Au cas particulier, les conditions générales Ref 43.24.88 millésime 04/2015 et plus particulièrement l’annexe intitulée 'garanties dommages au véhicule’prévoient au point A de la garantie Vol que sont garantis :

'Les dommages matériels consécutifs à la disparition totale du véhicule par :

* effraction mécanique du véhicule caractérisé par des traces matérielles constatées par une expertise , c’est à dire cumulativement l’effraction de l’habitacle ou du coffre et le forcement de la colonne de direction et la détérioration du faisceau de démarrage ou d’un système antivaol en fonctionnnement, traces matérielles qui ont permis aux auteurs de démarrer le moteur et au véhicule de se déplacer de façon autonome

* effraction électronique du véhicule constatée et attestée par expertise, ayant permis aux auteurs de démarrer le moteur et au véhicule de se déplacer de façon autonome,

* effraction d’un garage privatif clos et verrouillé dans lequel le véhicule est stationné,

* acte de violence à l’encontre du conducteur ou du gardien.'

Il en résulte que la garantie vol ne s’applique pas sans effraction, que l’effraction mécanique doit être prouvée par deux éléments cumulatifs (effraction de l’habitacle ou du coffre et le forcement de la colonne de direction et la détérioration du faisceau de démarrage ou d’un système antivol en fonctionnement) et que l’effraction électronique, quant à elle, doit être prouvée par une attestation d’expert constatant l’effraction ayant permis aux auteurs de démarrer le moteur et au véhicule de se

déplacer de façon autonome.

Ainsi, par sa définition de l’effraction, l’assureur limite à des indices prédéterminés la preuve du sinistre alors qu’en application de l’article 1315, devenu 1353 du code civil, cette preuve est libre. Outre leur caractère restrictif, ces modes de preuve ne correspondent plus à la réalité des moyens de piratage électroniques actuels (notamment en vente libre sur Internet) mis en 'uvre pour démarrer la majeure partie des véhicules sans jamais devoir les forcer et qui ne permettent de constater aucune trace d’effraction, y compris par un expert automobile (vol de type mouse jacquing, technique de vol de voiture la plus utilisée depuis quelques années), vidant ainsi la garantie de sa substance.

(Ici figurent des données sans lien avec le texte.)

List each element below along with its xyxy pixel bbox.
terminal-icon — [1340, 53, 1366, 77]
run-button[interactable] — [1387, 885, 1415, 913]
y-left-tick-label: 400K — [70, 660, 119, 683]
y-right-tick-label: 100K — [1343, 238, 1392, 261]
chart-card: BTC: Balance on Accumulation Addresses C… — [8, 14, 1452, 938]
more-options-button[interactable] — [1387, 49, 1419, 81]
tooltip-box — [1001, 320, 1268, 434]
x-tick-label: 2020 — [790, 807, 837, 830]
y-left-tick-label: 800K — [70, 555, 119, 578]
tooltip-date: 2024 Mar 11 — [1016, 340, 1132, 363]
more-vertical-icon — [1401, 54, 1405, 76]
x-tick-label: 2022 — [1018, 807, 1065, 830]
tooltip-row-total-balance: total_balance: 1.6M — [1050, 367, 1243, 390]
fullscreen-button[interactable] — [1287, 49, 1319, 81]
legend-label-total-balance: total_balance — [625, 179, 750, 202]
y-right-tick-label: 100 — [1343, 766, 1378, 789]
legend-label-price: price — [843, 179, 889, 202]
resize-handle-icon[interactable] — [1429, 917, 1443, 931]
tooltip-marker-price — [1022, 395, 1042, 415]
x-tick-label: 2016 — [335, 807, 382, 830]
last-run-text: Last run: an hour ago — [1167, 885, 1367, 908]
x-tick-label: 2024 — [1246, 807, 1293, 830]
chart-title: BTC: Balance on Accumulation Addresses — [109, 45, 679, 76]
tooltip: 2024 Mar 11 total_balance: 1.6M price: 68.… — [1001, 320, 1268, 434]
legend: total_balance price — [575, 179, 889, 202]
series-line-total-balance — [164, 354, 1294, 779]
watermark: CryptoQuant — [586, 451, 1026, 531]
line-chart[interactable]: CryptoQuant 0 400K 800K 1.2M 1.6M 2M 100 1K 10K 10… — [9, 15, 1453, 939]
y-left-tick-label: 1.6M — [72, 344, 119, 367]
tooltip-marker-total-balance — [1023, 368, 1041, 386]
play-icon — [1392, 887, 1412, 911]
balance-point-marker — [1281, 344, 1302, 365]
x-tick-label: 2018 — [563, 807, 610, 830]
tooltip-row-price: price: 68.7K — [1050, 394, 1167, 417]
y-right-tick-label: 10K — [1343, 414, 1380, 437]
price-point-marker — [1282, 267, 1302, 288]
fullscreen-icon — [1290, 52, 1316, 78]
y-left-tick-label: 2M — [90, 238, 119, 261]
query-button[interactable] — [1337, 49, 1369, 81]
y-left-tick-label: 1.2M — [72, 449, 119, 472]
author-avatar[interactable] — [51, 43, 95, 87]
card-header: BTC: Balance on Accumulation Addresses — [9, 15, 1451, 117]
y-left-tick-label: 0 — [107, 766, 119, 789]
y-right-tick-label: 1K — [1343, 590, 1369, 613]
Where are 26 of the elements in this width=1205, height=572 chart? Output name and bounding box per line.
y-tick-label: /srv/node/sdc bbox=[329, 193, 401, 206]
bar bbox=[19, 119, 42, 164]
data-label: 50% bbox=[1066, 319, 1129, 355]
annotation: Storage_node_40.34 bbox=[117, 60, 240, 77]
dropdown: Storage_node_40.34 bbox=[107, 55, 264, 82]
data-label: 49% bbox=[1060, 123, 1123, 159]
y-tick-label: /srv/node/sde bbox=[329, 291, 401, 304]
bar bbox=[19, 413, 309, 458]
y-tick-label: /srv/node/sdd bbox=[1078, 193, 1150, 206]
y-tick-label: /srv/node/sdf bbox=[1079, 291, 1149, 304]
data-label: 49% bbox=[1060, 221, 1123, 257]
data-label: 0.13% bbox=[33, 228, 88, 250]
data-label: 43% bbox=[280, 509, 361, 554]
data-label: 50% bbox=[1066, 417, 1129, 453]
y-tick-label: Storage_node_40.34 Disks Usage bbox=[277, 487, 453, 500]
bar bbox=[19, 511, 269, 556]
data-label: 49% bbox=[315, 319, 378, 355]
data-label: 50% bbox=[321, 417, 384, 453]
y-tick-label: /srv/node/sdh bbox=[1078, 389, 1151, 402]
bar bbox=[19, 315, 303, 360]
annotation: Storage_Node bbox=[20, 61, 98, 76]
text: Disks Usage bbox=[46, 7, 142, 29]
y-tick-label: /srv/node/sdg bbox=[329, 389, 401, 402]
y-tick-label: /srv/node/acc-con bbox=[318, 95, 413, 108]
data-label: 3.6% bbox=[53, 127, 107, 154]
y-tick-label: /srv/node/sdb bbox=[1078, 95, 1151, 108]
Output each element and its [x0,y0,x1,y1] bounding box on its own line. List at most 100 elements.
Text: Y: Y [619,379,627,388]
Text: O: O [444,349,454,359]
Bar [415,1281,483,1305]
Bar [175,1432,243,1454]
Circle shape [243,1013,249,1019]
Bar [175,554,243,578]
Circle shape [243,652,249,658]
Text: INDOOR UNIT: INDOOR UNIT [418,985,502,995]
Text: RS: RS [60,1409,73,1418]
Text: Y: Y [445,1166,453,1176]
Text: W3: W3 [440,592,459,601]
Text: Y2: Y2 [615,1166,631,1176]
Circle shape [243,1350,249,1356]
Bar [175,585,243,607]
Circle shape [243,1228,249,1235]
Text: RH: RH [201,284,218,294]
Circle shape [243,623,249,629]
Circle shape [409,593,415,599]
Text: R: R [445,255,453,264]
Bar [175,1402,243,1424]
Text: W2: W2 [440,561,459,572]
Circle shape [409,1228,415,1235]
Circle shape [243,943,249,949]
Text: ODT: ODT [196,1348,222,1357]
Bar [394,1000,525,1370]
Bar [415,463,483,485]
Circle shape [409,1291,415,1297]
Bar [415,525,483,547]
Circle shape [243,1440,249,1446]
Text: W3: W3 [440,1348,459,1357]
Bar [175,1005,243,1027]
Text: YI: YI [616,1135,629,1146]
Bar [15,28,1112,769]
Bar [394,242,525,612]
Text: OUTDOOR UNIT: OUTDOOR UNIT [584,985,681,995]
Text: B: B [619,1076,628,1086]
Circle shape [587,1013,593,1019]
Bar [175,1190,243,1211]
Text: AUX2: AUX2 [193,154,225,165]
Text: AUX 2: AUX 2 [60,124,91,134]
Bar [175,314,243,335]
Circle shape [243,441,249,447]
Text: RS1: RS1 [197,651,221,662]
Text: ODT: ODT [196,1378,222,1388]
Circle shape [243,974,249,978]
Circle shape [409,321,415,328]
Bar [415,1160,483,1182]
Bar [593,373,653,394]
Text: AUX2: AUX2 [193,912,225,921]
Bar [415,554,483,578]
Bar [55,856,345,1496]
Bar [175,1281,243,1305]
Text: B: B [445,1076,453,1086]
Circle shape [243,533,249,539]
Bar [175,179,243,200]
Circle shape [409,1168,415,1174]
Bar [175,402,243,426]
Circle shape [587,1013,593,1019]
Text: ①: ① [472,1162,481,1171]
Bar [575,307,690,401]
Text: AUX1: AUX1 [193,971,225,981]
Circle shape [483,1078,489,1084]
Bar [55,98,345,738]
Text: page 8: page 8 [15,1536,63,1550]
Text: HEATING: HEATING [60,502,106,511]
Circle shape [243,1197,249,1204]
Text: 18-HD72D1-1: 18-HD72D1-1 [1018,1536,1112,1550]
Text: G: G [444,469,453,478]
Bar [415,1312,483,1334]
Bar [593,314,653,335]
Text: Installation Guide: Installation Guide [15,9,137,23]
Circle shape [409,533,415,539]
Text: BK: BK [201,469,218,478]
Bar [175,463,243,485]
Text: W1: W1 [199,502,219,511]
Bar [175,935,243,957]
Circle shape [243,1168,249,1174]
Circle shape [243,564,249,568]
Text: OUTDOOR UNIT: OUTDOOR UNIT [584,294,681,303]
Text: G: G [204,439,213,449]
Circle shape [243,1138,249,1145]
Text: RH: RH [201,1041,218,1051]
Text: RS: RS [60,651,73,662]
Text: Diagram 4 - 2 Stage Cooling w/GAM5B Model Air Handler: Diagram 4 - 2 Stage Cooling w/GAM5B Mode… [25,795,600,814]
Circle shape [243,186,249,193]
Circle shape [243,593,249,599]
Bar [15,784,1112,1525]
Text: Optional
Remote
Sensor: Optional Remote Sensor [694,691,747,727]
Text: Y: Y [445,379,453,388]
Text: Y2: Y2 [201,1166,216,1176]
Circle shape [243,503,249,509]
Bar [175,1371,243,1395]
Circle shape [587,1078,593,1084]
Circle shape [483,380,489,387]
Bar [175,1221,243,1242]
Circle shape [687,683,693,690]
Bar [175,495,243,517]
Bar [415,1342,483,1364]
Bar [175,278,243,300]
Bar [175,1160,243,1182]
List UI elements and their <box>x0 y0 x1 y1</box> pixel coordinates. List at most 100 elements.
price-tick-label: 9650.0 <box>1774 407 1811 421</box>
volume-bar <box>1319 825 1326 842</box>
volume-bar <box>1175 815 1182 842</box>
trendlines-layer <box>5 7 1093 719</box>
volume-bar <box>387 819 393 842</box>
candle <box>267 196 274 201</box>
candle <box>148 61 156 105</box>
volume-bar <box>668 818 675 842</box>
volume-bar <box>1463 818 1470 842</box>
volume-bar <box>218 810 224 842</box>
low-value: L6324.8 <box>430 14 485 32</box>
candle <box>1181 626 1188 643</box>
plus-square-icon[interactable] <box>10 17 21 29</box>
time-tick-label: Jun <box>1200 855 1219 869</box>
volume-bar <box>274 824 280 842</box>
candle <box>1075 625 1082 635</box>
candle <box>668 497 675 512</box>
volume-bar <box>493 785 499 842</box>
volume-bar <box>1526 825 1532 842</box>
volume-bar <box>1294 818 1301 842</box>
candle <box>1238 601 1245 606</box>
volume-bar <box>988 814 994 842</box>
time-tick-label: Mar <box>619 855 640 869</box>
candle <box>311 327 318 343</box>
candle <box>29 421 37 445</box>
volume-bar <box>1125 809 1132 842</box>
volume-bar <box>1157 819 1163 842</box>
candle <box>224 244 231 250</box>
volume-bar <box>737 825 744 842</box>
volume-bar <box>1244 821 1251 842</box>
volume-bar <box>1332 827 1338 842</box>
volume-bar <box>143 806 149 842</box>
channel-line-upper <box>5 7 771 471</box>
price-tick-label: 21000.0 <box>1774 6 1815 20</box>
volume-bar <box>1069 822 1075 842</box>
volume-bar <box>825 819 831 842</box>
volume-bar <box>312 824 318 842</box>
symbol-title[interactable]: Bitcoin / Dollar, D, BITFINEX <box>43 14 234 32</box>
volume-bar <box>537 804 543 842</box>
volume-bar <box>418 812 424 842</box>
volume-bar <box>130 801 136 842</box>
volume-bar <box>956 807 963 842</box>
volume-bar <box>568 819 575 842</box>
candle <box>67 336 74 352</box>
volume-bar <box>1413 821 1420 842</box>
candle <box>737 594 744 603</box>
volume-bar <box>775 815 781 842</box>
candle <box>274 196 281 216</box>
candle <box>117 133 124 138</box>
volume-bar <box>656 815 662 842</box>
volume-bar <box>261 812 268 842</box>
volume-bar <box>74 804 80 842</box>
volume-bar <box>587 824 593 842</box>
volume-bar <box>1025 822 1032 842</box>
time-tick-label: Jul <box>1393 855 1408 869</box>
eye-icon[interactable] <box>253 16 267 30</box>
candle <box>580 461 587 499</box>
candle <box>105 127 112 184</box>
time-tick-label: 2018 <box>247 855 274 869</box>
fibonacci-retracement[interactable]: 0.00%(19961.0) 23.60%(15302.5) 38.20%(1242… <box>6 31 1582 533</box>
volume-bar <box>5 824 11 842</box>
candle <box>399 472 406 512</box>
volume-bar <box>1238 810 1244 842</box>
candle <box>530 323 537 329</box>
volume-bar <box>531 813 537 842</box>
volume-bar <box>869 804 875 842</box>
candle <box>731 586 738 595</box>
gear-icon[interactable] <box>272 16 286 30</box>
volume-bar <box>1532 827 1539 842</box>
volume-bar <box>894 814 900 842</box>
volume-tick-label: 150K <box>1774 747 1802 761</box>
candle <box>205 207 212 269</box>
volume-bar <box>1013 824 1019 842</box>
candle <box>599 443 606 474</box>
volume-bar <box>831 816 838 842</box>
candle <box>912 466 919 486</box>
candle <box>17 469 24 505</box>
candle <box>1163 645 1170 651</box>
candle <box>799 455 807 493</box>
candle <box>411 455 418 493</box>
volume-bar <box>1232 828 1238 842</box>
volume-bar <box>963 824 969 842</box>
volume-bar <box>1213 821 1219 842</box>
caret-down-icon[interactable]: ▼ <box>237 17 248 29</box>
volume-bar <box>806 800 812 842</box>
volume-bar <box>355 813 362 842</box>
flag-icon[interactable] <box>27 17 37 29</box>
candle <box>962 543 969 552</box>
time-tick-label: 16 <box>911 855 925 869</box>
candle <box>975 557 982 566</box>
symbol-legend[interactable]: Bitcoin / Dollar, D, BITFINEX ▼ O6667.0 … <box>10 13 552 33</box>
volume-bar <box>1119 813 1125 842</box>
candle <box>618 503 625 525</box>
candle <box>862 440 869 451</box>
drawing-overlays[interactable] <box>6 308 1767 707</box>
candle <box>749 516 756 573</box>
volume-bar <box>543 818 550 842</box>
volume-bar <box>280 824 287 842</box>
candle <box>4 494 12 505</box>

Il s’agit donc d’une clause abusive en ce qu’elle limite indûment les moyens de preuve à la disposition du non professionnel ou du consommateur. Dans la mesure où l’assureur ne saurait promettre à l’assuré de garantir le vol tout en limitant l’application de la garantie à des hypothèses d’exécution matérielle de l’infraction trop précises, devenues totalement marginales ou dont la preuve est impossible à rapporter, elle créé un déséquilibre significatif entre les droits et obligations des parties au contrat et doit être réputée non écrite.

En l’espèce, la réalité du vol du véhicule de Mme X, dont la bonne foi est présumée, est suffisamment établie par les pièces produites aux débats. Dès lors, la garantie de l’assurance est due justifiant le versement de l’indemnisation par l’assureur et le jugement sera en conséquence infirmé en toutes ses dispositions.

Sur les autres demandes

La compagnie ACM qui succombe sera condamnée à payer à Mme X une indemnité de 1 000 euros sur le fondement des dispositions de l’article 700 du code de procédure civile ainsi qu’aux entiers dépens de première instance et d’appel.

PAR CES MOTIFS

La cour statuant, en dernier ressort, par arrêt contradictoire rendu par mise à disposition au greffe,

INFIRME le jugement en toutes ses dispositions,

Et statuant à nouveau,

Dit que les conditions générales, partie intégrante du contrat, sont opposables à Mme X,

Dit abusive la clause afférente à la condition de garantie vol stipulée dans les conditions générales du contrat d’assurance souscrit par Mme X auprès des ACM IARD créant un déséquilibre significatif entre les parties, et la répute non écrite,

Dit que le vol du véhicule est établi et que la garantie de l’assurance est due justifiant le versement de l’indemnisation par l’assureur,

Déboute en conséquence, les ACM IARD de toutes leurs demandes,

Condamne les ACM IARD à payer à Mme X une indemnité de 1 000 euros sur le fondement des dispositions de l’article 700 du code de procédure civile ainsi qu’aux entiers dépens de première instance et d’appel.